Spiegelberg weist in seiner Untersuchung auf 37 blutsverwandte Paare hin. Bei genauer Durchsicht finden sich aber rund 45 Einträge, bei denen ein Zimmerli eine Zimmerli geheiratet hat. Bis auf drei Ausnahmen fallen alle Heiraten in die Zeit zwischen 1750 und 1918, dem Ende des Ersten Weltkriegs. Auch damit entsprechen die Zimmerlis dem Phänomen – die Vetternehe verschwand mit dem Ersten Weltkrieg wieder.

Die Folgen, die Verwandtenehen hatten, waren unterschiedlich. «Einige erweiterte Familien häuften tatsächlich Kapital an und gründeten sehr erfolgreiche Unternehmen», weiss Sandro Guzzi-Heeb.

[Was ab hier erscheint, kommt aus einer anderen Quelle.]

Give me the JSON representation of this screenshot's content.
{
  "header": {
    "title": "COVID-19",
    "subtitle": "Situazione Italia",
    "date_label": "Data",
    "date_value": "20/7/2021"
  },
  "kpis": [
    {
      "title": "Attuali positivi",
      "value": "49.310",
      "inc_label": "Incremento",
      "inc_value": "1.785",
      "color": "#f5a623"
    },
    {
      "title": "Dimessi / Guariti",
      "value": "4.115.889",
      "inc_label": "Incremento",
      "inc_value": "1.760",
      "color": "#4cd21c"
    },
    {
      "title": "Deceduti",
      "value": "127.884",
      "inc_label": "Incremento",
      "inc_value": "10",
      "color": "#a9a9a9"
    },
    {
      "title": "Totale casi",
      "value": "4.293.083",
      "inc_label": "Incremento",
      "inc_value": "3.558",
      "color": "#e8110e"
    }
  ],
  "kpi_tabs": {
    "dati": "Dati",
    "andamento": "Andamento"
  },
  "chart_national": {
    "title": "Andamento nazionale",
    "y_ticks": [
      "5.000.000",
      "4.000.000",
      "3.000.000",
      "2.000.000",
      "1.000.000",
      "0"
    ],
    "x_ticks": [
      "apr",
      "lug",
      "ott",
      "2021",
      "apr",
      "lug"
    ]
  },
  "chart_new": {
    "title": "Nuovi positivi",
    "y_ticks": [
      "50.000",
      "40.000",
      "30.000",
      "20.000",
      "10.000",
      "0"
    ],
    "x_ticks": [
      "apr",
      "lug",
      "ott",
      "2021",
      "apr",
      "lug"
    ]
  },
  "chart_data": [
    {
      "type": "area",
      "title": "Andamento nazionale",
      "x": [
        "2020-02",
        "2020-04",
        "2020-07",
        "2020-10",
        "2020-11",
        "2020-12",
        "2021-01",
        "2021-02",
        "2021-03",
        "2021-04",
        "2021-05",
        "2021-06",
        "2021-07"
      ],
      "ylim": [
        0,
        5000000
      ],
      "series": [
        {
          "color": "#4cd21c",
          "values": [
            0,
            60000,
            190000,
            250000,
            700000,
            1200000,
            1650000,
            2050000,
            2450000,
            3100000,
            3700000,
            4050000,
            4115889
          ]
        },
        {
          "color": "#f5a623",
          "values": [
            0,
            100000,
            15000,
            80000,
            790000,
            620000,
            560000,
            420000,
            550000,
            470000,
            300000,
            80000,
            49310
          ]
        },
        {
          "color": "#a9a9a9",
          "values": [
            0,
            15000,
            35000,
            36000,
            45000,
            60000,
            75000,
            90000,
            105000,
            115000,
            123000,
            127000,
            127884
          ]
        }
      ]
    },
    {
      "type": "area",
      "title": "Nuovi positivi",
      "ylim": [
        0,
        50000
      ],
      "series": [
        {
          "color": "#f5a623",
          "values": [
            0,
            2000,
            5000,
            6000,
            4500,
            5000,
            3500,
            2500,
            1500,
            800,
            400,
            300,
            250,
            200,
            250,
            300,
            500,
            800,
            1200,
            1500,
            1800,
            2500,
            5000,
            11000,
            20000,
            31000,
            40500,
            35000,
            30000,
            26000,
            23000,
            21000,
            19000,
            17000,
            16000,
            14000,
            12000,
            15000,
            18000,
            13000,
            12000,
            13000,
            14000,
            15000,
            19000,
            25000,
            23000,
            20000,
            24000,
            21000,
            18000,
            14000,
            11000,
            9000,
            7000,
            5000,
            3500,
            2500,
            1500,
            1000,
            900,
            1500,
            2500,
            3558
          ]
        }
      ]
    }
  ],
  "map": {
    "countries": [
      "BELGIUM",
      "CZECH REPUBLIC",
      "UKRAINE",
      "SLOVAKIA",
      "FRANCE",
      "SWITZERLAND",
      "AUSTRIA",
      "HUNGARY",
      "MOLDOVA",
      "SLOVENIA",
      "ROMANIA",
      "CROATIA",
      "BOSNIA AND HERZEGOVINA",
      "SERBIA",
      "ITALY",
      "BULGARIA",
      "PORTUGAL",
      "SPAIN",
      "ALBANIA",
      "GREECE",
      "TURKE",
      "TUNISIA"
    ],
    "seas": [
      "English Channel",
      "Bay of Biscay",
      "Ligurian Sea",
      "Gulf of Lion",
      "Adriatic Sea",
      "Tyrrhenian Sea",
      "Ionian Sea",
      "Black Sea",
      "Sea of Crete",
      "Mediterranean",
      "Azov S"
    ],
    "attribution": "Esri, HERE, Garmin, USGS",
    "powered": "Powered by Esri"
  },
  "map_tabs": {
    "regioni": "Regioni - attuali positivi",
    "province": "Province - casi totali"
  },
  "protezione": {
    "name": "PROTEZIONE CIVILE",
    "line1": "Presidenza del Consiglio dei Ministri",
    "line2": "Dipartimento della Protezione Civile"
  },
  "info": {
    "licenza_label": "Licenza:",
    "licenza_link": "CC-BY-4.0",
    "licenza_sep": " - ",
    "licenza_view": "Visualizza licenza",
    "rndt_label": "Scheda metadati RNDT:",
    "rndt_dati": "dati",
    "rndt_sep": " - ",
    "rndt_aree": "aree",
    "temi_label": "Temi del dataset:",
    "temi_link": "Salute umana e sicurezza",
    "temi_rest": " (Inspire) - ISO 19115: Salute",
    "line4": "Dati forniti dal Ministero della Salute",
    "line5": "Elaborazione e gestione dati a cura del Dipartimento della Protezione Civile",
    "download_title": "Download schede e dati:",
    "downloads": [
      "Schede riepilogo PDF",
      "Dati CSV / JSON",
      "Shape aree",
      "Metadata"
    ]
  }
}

Allerdings sei die Verwandtenehe schon unter Zeitgenossen umstritten gewesen, «seit dem 18. Jahrhundert  gab es ständig Debatten darum». Vetternwirtschaft habe die Gesellschaft damals schon kritisch gesehen. Zudem hat sie über die gesundheitliche Gefahr von Inzucht diskutiert. Grosse Folgen könne das Phänomen diesbezüglich allerdings – zumindest im Bürgertum – nicht gehabt haben, meint Sandro Guzzi-Heeb. Dafür sei die Heiratspraxis zu wenig konsequent gewesen.

Auch Spiegelberg erwähnt keine medizinischen Folgen der Verwandtenehen unter den Zimmerlis. Überhaupt erklärt er sich die «relativ hohe Zahl» an Verwandtenehen damit, dass die Zimmerli-Familie sehr gross sei und Ehen auch unter entfernten Verwandten geschlossen worden seien.

Nach den grossen Erschütterungen des Ersten Weltkrieges verschwand die Verwandtenehe. Das Verhalten der Menschen habe sich geändert; sie wurden mobiler, und auch die Rolle der Frau veränderte sich, meint Sandro Guzzi-Heeb. Spiegelberg erwähnt den grossen Krieg in seiner Untersuchung kaum. Vielleicht hätte er in seinem Nachtrag eine Rolle gespielt; doch ob er diesen jemals ablieferte, ist nicht bekannt.